MONTREAL — Quebec Premier François Legault is under pressure over his government’s investment in a planned battery factory near Montreal, as Swedish manufacturer Northvolt cuts costs following a slowdown in demand for electric vehicles.
Opposition leaders at the Quebec legislature on Tuesday called on the Coalition Avenir Québec government to be more transparent about its agreement with Northvolt for the $7-billion project. They want to know what conditions are attached to the $710 million in public funds the province has already committed.
Legault, who touted the plant as the “greenest electric battery factory in the world” when he announced it one year ago, used more muted language on Tuesday. “When you want to develop, you have to take calculated risks. Otherwise, you don’t advance,” he said in the national assembly. “We think this is a special opportunity for Quebec.”
Normand Mousseau, scientific director of the Trottier energy institute at Polytechnique Montréal, said the Quebec government failed to communicate to the public that the Northvolt deal was inherently uncertain.
“I think the main issue was the fact that the government didn’t present this as what it is, which is a risky investment,” he said. “It was presented as a done deal.”
On Monday, Northvolt announced it is laying off 1,600 employees at its plants in Sweden, totalling one-fifth of its workforce. The company said the cuts have no impact on its plans to build a battery factory in Quebec, a message echoed Tuesday by Quebec Economy Minister Christine Fréchette.
“The project in Quebec remains a priority,” she told reporters. “We were aware that this is a new sector. And any new sector has to live with ups and downs. And so we’ve been careful in order to make sure that the protection of the public money is there.”
Earlier in the day, interim Liberal leader Marc Tanguay said the opposition party wants more details about the deal secured with Northvolt last year, including a “schedule of payments.”
The Quebec government has given Northvolt a $240-million guaranteed loan to help the company buy land about 30 kilometres east of Montreal to build its plant. The government has invested a further $270 million in Swedish parent company Northvolt AB, alongside a $200-million investment from Quebec’s pension fund manager.
On Tuesday, Fréchette confirmed the government could inject another $300 million into the project once construction has started and private financing is in place.

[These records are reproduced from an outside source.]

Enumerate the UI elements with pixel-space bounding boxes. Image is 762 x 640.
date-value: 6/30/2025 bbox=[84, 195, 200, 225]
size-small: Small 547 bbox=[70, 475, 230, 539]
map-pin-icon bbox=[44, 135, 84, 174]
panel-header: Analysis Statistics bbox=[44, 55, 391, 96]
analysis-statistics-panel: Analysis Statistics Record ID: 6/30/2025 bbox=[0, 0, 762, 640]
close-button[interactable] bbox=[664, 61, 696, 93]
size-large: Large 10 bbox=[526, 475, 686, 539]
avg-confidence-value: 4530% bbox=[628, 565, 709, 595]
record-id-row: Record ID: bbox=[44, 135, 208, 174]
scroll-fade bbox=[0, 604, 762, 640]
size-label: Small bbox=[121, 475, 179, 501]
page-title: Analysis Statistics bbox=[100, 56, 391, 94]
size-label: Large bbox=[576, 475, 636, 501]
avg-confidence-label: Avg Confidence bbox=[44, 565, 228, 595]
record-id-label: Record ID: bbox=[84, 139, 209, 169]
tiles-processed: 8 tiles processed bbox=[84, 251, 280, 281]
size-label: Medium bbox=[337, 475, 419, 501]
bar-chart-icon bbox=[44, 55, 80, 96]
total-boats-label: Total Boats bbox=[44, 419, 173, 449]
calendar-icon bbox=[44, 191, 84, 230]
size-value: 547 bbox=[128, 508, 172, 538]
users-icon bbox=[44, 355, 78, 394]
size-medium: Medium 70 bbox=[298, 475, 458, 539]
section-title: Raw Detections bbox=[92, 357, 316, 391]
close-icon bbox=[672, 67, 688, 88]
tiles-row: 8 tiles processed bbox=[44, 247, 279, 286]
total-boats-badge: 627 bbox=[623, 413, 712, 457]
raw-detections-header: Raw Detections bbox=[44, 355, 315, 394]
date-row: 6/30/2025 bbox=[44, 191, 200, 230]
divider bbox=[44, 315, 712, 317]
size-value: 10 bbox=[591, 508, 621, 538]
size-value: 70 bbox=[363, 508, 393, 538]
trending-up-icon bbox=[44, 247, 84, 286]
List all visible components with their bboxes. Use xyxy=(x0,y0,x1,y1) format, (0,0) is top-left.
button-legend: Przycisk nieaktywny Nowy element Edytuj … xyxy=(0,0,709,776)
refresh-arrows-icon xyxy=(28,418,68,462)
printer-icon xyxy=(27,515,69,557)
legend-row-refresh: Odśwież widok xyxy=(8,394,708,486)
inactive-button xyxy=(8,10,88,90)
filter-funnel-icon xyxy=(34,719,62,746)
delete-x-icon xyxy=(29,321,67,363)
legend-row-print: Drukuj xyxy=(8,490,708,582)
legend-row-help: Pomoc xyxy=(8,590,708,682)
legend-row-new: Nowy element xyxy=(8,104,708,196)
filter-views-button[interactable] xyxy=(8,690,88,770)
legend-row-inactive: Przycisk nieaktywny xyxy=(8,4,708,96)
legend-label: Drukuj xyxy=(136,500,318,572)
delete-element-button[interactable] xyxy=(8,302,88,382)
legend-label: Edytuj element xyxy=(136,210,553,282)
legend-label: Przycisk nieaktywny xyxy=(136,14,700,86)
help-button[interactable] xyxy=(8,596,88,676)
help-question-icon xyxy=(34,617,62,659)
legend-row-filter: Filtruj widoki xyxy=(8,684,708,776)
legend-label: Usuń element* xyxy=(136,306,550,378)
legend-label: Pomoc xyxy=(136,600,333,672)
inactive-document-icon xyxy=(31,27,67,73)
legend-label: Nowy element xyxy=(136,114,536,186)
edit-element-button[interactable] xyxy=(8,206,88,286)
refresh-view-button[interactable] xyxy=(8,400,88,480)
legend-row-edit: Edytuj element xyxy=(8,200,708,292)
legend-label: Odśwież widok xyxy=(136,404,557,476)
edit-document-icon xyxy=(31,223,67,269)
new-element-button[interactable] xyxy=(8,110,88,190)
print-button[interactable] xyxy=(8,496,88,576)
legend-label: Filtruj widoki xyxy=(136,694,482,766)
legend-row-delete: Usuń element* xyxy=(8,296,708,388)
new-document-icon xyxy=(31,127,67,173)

“We need to have a government with transparency and honesty with respect to the taxpayers’ money,” Tanguay told reporters. The Liberals are also criticizing the government for setting aside a 354-megawatt energy block for the project, which former economy minister Pierre Fitzgibbon said earlier this month could be delayed until 2028.
Moshe Lander, a senior lecturer in economics at Concordia University in Montreal, said the government should provide more information about how many jobs and how much revenue the project could generate, and how it plans to make a return on its investment. “There’s almost no transparency other than just the promise that this will be great,” he said in an interview.
Québec Solidaire spokesperson Gabriel Nadeau-Dubois told reporters Tuesday he supports the development of the battery supply chain in the province, but wants the government to provide “the bare minimum in terms of transparency and information” about a project that he said is in “serious difficulty.”
“Mr. Legault has played poker with the money of Quebecers, and now he seems like he might be losing the game,” he said.
The Parti Québécois on Monday called for an emergency debate in the legislature on the project’s future, but the Speaker rejected the request Tuesday afternoon.
Mousseau said if Quebec wants to get into the electric vehicle battery industry, it has to take some risks and find a better way of explaining the uncertainty.
“If you say, ‘That’s the deal of the century, it will transform Quebec,’ I’m not sure that’s the right way to prepare people for the fact that they’re very risky investments,” he said.
But Lander believes that at this point, Quebec should “cut (its) losses and run,” rather than risk more public funds on a project that might never get off the ground.
“They never really had an exit strategy for how they were going to get their money back, how they were going to make a return on it,” he said. “It’s just further indication that when the government tries to bet on a horse, there is the chance that the gamble is wrong.”